Drawing on a wide range of archival sources, this article project examined the role of the penalty of ‘loss of civil rights’ during the so-called treason trials – the Norwegian authorities’ reckoning with wartime collaborators after 1945. At the beginning of the 20th century, the penalty had grown out of fashion for being out of line with ‘modern’ punitive theory. But during the occupation, the Norwegian exile government and resistance revisited the penalty ahead of their planned ‘reckoning’ with Nazi collaborators and significantly expanded its scope.
The wartime provisions concerning the loss of civil rights were draconian. They posed an existential threat to sentenced collaborators in that they curtailed not only their political, but also their economic and social rights. Individuals sentenced to a ‘loss of civil rights’ for example lost the right to acquire certain types of property, access to a wide range of professional licences and their public pension rights. However, the wartime provisions were never fully implemented following the liberation.

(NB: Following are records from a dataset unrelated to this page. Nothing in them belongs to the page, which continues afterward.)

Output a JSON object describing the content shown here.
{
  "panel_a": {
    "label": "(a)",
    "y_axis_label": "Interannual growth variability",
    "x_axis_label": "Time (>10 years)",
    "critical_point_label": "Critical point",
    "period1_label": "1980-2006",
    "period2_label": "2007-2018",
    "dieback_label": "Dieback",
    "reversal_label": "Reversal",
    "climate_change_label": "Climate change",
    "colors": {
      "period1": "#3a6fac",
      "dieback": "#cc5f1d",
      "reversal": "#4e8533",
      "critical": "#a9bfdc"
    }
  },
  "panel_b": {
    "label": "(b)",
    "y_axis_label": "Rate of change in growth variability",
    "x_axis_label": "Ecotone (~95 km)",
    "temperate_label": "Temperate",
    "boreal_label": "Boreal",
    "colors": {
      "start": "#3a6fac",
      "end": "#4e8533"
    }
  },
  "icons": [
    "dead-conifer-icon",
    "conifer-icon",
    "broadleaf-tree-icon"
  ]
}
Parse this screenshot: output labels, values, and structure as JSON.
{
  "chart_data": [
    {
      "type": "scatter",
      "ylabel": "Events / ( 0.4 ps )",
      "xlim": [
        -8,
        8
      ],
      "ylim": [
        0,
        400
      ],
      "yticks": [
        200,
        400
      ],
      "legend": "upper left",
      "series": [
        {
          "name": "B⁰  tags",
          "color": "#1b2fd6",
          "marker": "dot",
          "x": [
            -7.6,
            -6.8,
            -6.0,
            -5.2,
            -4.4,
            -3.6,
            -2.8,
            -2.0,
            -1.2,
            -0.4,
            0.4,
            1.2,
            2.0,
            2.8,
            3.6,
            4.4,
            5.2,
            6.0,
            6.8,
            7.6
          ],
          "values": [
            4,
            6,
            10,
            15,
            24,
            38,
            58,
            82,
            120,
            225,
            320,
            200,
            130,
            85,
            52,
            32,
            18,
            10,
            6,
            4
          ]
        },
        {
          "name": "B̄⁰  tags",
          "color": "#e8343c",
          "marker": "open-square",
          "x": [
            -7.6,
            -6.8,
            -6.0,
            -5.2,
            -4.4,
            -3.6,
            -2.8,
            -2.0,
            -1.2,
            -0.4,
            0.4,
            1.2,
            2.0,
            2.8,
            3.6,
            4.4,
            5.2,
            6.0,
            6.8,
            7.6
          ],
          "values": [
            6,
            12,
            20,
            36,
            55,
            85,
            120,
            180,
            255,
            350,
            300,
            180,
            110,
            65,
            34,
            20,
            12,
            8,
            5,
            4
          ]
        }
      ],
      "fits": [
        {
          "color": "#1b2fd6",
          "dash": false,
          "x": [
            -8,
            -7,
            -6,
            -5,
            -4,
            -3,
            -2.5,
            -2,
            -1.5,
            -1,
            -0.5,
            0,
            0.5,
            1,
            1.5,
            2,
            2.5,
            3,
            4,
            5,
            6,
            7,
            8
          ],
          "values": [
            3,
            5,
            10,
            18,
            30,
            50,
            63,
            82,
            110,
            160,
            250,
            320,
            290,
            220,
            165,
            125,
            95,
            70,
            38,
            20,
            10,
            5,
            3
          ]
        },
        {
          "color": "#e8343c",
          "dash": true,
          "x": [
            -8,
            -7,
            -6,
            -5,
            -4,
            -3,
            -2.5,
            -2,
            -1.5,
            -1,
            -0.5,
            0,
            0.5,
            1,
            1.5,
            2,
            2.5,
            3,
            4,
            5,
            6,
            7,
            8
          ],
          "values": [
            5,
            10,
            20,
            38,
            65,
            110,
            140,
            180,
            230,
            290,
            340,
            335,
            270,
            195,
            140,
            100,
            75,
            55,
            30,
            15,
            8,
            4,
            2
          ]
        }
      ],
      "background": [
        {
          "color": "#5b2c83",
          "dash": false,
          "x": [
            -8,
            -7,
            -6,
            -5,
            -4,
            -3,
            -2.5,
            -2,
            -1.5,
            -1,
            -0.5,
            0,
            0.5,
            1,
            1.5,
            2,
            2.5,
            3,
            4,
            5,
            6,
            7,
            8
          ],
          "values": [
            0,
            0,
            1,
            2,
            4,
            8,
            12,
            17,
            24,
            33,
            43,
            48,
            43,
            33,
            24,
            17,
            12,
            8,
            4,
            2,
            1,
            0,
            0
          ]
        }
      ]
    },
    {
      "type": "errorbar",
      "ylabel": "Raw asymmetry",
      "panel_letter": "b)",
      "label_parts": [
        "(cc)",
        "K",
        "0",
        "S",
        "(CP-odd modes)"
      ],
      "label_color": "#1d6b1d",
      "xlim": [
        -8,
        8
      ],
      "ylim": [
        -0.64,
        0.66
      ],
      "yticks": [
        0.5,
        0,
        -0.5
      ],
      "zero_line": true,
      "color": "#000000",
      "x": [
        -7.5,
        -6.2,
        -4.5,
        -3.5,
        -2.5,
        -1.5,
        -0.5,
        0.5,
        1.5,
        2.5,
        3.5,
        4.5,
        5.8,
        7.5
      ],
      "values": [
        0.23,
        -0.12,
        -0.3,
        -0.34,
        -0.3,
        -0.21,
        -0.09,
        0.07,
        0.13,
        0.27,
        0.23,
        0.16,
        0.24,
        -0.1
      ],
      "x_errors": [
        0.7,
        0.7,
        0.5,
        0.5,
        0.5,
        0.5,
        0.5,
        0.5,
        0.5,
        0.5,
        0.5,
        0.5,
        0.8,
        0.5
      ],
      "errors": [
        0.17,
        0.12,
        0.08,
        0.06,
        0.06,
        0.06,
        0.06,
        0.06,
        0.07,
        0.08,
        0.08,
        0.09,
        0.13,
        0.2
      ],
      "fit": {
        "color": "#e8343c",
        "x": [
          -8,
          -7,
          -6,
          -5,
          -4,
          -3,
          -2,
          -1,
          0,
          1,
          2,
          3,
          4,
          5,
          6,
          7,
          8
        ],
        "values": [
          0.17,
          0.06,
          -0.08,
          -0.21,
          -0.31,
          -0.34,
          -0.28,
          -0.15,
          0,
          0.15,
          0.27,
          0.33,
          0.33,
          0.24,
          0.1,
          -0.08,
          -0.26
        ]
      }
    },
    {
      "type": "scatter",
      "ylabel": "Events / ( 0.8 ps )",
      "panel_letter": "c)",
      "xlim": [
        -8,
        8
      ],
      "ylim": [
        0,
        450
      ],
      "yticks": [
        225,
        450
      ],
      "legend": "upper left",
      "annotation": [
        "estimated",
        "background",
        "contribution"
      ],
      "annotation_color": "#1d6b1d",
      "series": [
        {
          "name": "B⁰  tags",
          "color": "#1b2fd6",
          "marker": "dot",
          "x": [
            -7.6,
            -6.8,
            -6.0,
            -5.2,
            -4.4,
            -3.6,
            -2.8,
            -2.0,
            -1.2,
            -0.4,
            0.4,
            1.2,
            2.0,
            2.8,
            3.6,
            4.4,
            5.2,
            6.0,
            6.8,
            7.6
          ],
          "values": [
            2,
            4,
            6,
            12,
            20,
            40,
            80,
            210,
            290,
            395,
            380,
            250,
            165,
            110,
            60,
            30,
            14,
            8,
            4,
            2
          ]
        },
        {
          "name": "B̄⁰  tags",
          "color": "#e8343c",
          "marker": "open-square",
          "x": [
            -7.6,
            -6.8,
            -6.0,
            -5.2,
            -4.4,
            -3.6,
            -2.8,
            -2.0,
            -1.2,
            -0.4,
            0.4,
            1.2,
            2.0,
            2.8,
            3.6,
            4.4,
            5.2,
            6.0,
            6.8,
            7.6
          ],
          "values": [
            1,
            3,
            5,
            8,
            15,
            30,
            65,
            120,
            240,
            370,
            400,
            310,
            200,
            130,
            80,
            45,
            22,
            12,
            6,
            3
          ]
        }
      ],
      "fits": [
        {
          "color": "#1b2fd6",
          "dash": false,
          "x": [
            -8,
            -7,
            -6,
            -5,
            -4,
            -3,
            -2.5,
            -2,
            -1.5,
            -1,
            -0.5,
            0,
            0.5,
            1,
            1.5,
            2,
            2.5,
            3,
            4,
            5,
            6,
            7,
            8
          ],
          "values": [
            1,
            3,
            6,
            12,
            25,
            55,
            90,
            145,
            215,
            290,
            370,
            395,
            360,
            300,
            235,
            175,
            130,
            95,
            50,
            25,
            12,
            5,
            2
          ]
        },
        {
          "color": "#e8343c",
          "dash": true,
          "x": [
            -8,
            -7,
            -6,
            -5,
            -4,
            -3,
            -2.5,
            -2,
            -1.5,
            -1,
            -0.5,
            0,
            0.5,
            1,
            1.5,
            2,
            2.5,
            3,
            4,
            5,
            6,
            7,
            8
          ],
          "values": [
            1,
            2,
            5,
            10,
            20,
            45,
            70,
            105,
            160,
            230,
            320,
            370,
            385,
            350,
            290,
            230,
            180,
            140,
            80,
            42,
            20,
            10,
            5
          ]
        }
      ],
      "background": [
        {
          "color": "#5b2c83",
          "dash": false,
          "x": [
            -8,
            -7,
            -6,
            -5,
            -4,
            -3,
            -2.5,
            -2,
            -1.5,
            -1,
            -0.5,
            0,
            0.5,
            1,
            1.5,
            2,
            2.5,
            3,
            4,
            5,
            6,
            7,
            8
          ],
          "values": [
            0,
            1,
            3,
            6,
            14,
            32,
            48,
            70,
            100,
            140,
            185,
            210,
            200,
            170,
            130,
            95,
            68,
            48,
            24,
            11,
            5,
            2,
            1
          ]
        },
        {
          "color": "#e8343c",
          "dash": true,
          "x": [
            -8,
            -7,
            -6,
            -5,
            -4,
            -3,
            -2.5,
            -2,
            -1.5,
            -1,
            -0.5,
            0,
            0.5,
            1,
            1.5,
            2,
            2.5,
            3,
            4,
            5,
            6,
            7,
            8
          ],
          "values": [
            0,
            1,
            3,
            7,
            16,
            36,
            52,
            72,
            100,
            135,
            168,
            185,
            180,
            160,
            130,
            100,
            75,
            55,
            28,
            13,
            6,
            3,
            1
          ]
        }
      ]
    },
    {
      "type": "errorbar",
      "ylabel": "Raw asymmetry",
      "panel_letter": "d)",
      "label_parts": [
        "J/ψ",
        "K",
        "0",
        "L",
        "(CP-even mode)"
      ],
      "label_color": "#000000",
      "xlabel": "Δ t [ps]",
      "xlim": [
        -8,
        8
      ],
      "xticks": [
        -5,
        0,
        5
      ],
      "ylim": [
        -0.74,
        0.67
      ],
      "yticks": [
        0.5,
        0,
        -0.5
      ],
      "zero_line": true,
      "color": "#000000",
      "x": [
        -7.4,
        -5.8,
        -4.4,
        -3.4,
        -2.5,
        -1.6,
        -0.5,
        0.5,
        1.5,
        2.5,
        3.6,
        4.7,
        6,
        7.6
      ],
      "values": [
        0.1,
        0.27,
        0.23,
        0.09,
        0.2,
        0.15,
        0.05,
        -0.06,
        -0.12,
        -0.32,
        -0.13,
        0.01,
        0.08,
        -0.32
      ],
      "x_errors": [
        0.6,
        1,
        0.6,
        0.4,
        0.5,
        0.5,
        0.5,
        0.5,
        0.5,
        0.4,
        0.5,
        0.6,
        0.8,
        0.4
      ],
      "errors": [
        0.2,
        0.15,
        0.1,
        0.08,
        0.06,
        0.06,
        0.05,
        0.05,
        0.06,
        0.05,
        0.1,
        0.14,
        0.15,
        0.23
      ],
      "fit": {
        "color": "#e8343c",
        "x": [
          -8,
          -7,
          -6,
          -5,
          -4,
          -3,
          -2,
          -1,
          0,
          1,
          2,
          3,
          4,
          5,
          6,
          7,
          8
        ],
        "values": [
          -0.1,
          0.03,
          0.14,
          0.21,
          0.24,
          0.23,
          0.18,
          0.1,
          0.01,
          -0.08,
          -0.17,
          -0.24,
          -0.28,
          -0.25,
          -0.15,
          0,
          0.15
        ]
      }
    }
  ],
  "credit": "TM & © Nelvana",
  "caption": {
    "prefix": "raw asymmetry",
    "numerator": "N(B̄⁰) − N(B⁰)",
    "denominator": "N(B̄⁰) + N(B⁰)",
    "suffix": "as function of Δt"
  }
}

This article argues that for policy makers, the penalty of ‘loss of civil rights’ had ‘two lives’: during the war they relied on it to signal to the Norwegian population that collaborators would be punished harshly, which they hoped would help prevent popular violence following a liberation. But after the war, political pragmatism, economic necessity and an increasing desire for social reconciliation were key motivations for the government to begin ameliorating the effects of the penalty. The article demonstrates how the official handling of the penalty of ‘loss of civil rights’ points to ways that the rationales for the punishment of collaborators during the treason trials changed over time.